I think there’s a chance that markets have underreacted to economic data since the last Bank of Canada meeting in January. Data was poor - PMI inch down, core failing to take off, exports poor, retail sales down, housing starts okay, unemployment okay. BA U8 up +11 from 97.86 to 97.97 and BA U9 up +4 from 97.54 to 97.58, so hikes are postponed rather than cancelled. BA U8-H8 is 32.5 bps, hardly changed from the previous meeting. April meeting with forecast is before the March CPI, so they will have seen only 1 more CPI print, so a no-goer. H8-U8 then covers July forecast+meeting and half of October forecast+meeting. This is bit much to price 32.5 for 1.5 meetings given poor data. Steel tariffs are not helping NAFTA negotiations, oil price is down, stocks underperformed S&P and down some 6%.
I don’t know if there is sector composition explanation for SPX/SX5E outperformance, but it’s up 14% since last March (and more than 20% since last May when Macron won). Given that equity weakness originated in the US last month and that the US’s P/E is higher, I’d expect SPX/SX5E to have fallen. A number of conference-calls by multi-asset fund managers I listened to in December had almost consensus view that Eurozone and Japan are the place to be in 2018 and US market is too expensive – and this was before the January outperformance by SPX.
White and red IR’s do not look too interesting right now. IR Z8-H8 at 16 (and Z8-Z9 at 34) suggests that markets do expect RBA to make a move eventually. I am somewhat skeptical that RBA are at this point convinced that wage growth is coming and will be hawkish this week but market pricing does not look too wrong. The absolute bottom in those spreads were closer to 10 bps and 25 bps when we had poor CPI and very dovish comments. This looks like absolute bottom pricing, so Z9 looks like a good short if RBA are dovish and it’s down some 7-10 bps in the coming weeks.
AUDNZD looks more interesting here. It’s gone down some 3% in February and looking 2-5% too low to me. RBNZ are no more hawkish than RBA are (and rate differential moved <5 bps in favor of NZD), so either FX players are pricing a more dovish RBA than STIR players are (and STIR players seem to price it okay) or someone decided that NZD is no longer a commodity price and should be immune to S&P and metals going lower.

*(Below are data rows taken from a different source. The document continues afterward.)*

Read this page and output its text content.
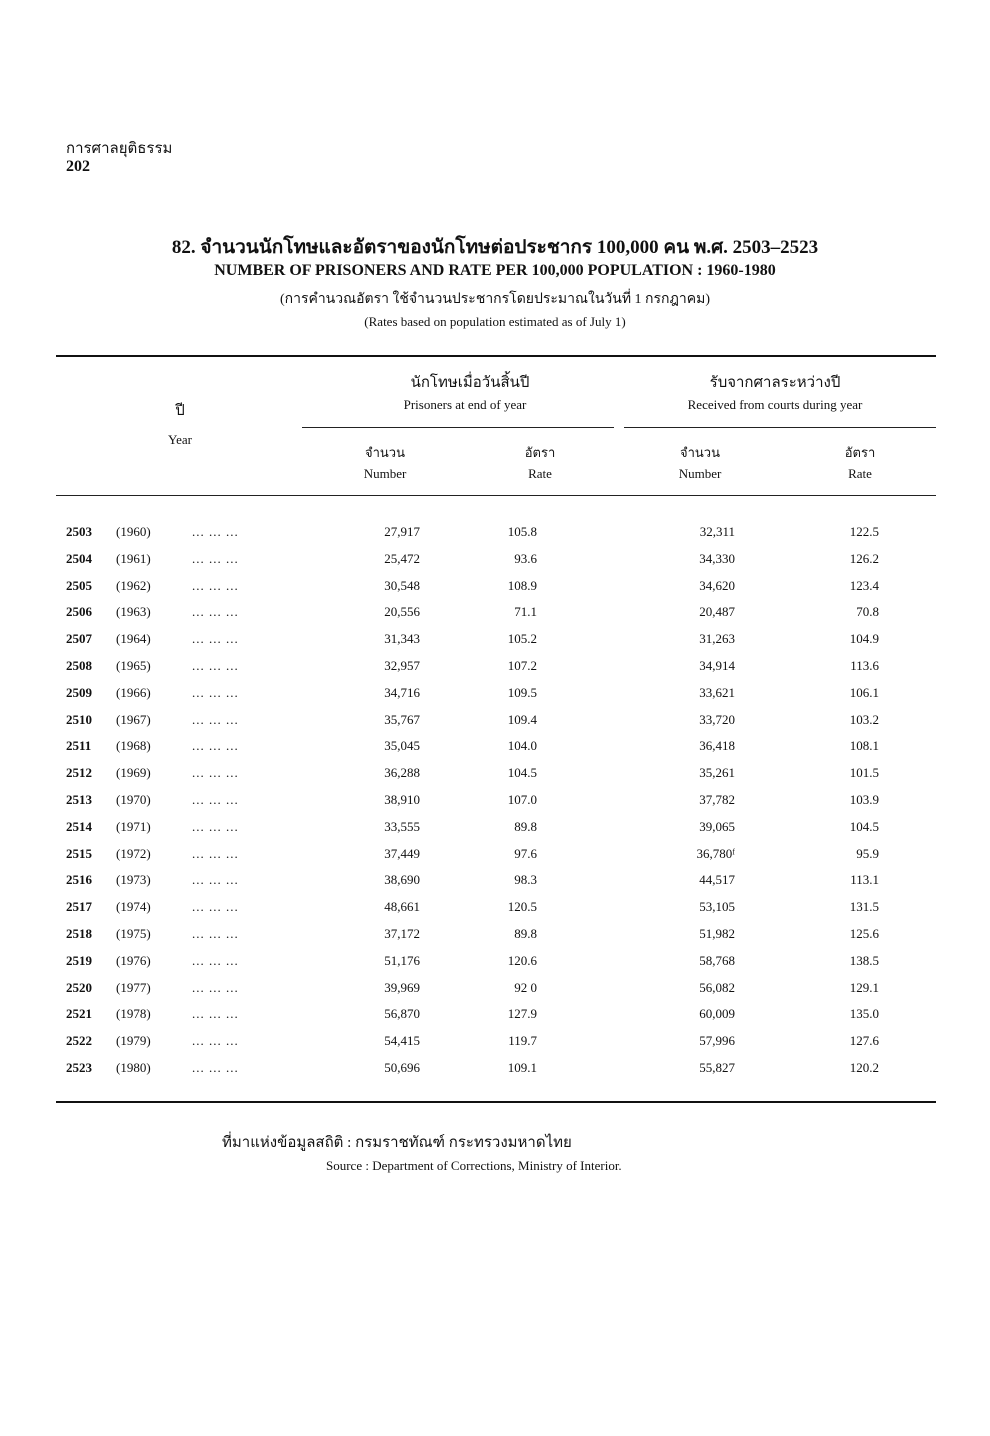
การศาลยุติธรรม
202
82. จำนวนนักโทษและอัตราของนักโทษต่อประชากร 100,000 คน พ.ศ. 2503–2523
NUMBER OF PRISONERS AND RATE PER 100,000 POPULATION : 1960-1980
(การคำนวณอัตรา ใช้จำนวนประชากรโดยประมาณในวันที่ 1 กรกฎาคม)
(Rates based on population estimated as of July 1)
ปี
Year
นักโทษเมื่อวันสิ้นปี
Prisoners at end of year
รับจากศาลระหว่างปี
Received from courts during year
จำนวน
Number
อัตรา
Rate
จำนวน
Number
อัตรา
Rate
2503 (1960)	... ... ...	27,917	105.8	32,311	122.5
2504 (1961)	... ... ...	25,472	93.6	34,330	126.2
2505 (1962)	... ... ...	30,548	108.9	34,620	123.4
2506 (1963)	... ... ...	20,556	71.1	20,487	70.8
2507 (1964)	... ... ...	31,343	105.2	31,263	104.9
2508 (1965)	... ... ...	32,957	107.2	34,914	113.6
2509 (1966)	... ... ...	34,716	109.5	33,621	106.1
2510 (1967)	... ... ...	35,767	109.4	33,720	103.2
2511 (1968)	... ... ...	35,045	104.0	36,418	108.1
2512 (1969)	... ... ...	36,288	104.5	35,261	101.5
2513 (1970)	... ... ...	38,910	107.0	37,782	103.9
2514 (1971)	... ... ...	33,555	89.8	39,065	104.5
2515 (1972)	... ... ...	37,449	97.6	36,780ᶠ	95.9
2516 (1973)	... ... ...	38,690	98.3	44,517	113.1
2517 (1974)	... ... ...	48,661	120.5	53,105	131.5
2518 (1975)	... ... ...	37,172	89.8	51,982	125.6
2519 (1976)	... ... ...	51,176	120.6	58,768	138.5
2520 (1977)	... ... ...	39,969	92 0	56,082	129.1
2521 (1978)	... ... ...	56,870	127.9	60,009	135.0
2522 (1979)	... ... ...	54,415	119.7	57,996	127.6
2523 (1980)	... ... ...	50,696	109.1	55,827	120.2
ที่มาแห่งข้อมูลสถิติ : กรมราชทัณฑ์ กระทรวงมหาดไทย
Source : Department of Corrections, Ministry of Interior.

Australia – US 10y widening has been an absolute disaster so far and gone from 40 bps in November to zero now in swaps (and negative in XT-UXY), though my voodoo magic model showed it was 10 bps too narrow at 40.. and 15 bps too narrow at 0. As alluded above, I am happy with pricing rate pricing in the next two years, but not sure about 2s10 at 70 bps. This looks bit too low for a central bank that will be slow and gentle in the near future but with a high neutral rate (3% above current rate). It’s trading in the mid of the 2017 range and should probably go higher given improved global econ growth. If budget deficits do matter, then this should also weigh. Scott Morrison’s balanced budgets are about as credible as Chan-o-cha’s promises to hold elections in Thailand.
An interesting observation is that in the past year the three times Australian 10y yields went up the causes were beta global movements (Sintra, global risk-on in Sep, BoJ stealth tapeR), and subsequently were dragged down, so it seems someone found 2.9-3% yield attractive. The question if it’s still attractive given no spread over US.